Ve ilahi terbiyenin takdir ettiği sürenin sonunda nihai müeyyide geldi. Nur suresinin 2. ayeti bu müeyyideyi 100 değnek olarak ifade etti. Bu arada zina iftirasının da zinaya yakın bir suç teşkil ettiği tescillendi ve bu iftirada bulunana 80 değnek cezai müeyyide getirildi.


Allah Rasulü’nün dilinde 7 büyük günahtan biri olan zina, farklı kapsam ve tanımla da olsa daha önce de kerih görülüyordu. Hatta Yahudi kültür ve hukukunun egemen olduğu Yesrib’te (Medine) Yahudiler zinayı cezalandırıyorlardı. Fakat bunu dürüst ve adil bir biçimde yapmıyorlardı. Tevrat’ta zinanın cezası taşlama olduğu halde yoksullar ve kölelere bu cezayı uyguluyorlar, varsıllar ve soyluların sadece yüzünü boyayıp teşhir ile yetiniyorlardı.


Allah Rasulü hicretten hemen sonra kendisine getirilen bir zina davasını muhtemelen Medine Sözleşmesi’ne bağlı kalarak Yahudilerin hukukuna göre recmine hükmetmişti. Yine muhtemelen Kur’an’ın bu konudaki nihai hükmü gelmezden önce kendisine getirilen bir (bir yoruma göre iki) zina vakasını da bir önceki şeriatın hükmüyle karara bağlamıştı.


Bu bir (ya da iki) zina vakasının en belirgin özelliği zina eden kişinin kendi vicdanını teskin için cezalandırılmasını ısrarla istemesiydi. “Tahhirni ya Rasulallah!” (Beni temizle ya Rasulallah!) diye defalarca yalvarıyordu zina yapan kişi. Allah Rasulü gönderiyor yine aynı ricayla geliyordu. Bunun nedeni, İslâm’ın günahkar muhataplarında dahi yeryüzünde ender görülen böylesine aktif bir iman inşa edebilmesiydi.


Zani Maiz cezanın infazı sırasında kaçmıştı. Fakat buna rağmen kalabalık takip ederek bir tür lince tabi tutmuştu.
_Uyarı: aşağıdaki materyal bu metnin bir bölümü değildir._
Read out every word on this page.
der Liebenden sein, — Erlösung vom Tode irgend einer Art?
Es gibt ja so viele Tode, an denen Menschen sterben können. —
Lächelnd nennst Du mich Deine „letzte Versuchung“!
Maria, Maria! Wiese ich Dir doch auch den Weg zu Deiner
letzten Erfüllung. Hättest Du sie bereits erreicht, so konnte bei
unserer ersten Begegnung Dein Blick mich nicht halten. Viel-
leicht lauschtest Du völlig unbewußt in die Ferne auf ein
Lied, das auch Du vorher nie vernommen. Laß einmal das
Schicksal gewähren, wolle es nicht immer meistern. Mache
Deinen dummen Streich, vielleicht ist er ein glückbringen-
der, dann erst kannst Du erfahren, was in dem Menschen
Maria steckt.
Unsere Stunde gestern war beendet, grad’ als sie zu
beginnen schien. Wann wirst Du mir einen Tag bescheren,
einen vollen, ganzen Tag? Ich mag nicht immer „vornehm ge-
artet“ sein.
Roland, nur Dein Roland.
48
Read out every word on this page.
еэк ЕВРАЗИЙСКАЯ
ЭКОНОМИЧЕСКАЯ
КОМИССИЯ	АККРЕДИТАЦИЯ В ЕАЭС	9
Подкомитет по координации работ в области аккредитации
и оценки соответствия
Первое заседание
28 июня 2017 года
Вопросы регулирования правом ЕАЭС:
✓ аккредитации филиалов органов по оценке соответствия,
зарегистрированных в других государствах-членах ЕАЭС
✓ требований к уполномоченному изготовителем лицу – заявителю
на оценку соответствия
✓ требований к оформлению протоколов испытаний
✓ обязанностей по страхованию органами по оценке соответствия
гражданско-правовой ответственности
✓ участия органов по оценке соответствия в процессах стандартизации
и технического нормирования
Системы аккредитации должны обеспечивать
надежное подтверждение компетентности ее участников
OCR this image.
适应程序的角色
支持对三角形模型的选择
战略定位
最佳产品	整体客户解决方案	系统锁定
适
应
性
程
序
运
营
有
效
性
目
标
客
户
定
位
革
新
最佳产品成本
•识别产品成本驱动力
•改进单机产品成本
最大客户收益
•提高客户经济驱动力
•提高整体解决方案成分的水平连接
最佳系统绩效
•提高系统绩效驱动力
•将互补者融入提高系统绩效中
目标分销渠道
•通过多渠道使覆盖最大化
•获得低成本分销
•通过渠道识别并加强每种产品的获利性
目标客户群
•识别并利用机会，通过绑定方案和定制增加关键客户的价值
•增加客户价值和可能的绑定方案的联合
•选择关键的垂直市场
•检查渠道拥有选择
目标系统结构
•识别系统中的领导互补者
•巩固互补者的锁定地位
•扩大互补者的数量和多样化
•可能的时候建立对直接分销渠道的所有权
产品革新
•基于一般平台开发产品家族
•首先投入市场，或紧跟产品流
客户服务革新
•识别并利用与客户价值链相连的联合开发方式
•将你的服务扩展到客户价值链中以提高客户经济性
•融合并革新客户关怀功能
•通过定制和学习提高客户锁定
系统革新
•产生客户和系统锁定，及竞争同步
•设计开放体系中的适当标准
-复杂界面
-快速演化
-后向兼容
Rasulullah bundan hoşlanmadı ve “Keşke bıraksaydınız!” dedi. İnfazdan sonra zaniyi itirafa ikna eden Hezzal isimli şahsa kızgın bir şekilde “Yaptığını beğendin mi?” diye çıkışan da yine Nebi idi. Hz. Ömer “Allah’ın gizlediğini kendisi de gizleseydi ya” diyecekti. Bu olayı nakleden kaynaklar bu zina vakasının ordu seferdeyken nazik bir anda vuku bulduğu için sıra dışı bir durum olduğunu söyler. Bu doğruysa bu cezayı da istisnai saymamız gerekir ki Rasulullah’ın “ibret-i alem bir ceza”dan (nekkele bihi) bahsetmesinin gerekçesi de bu olsa gerektir. Eğer ayrı bir vaka olarak yorumlanırsa Gamidli kadın da Maiz gibi ısrarla cezalandırılmayı istemişti.


Bunlar neyin göstergesi? İslâm’ın, günahkârların yatak odalarına sokulmaya meraklı olmadığının. Yatak odalarına meraklı olanlar kimler? Ne bileyim ben. Onu da gidin, Müslim Gündüz’ün yatak odasının kapısını baltayla kıranlara sorun.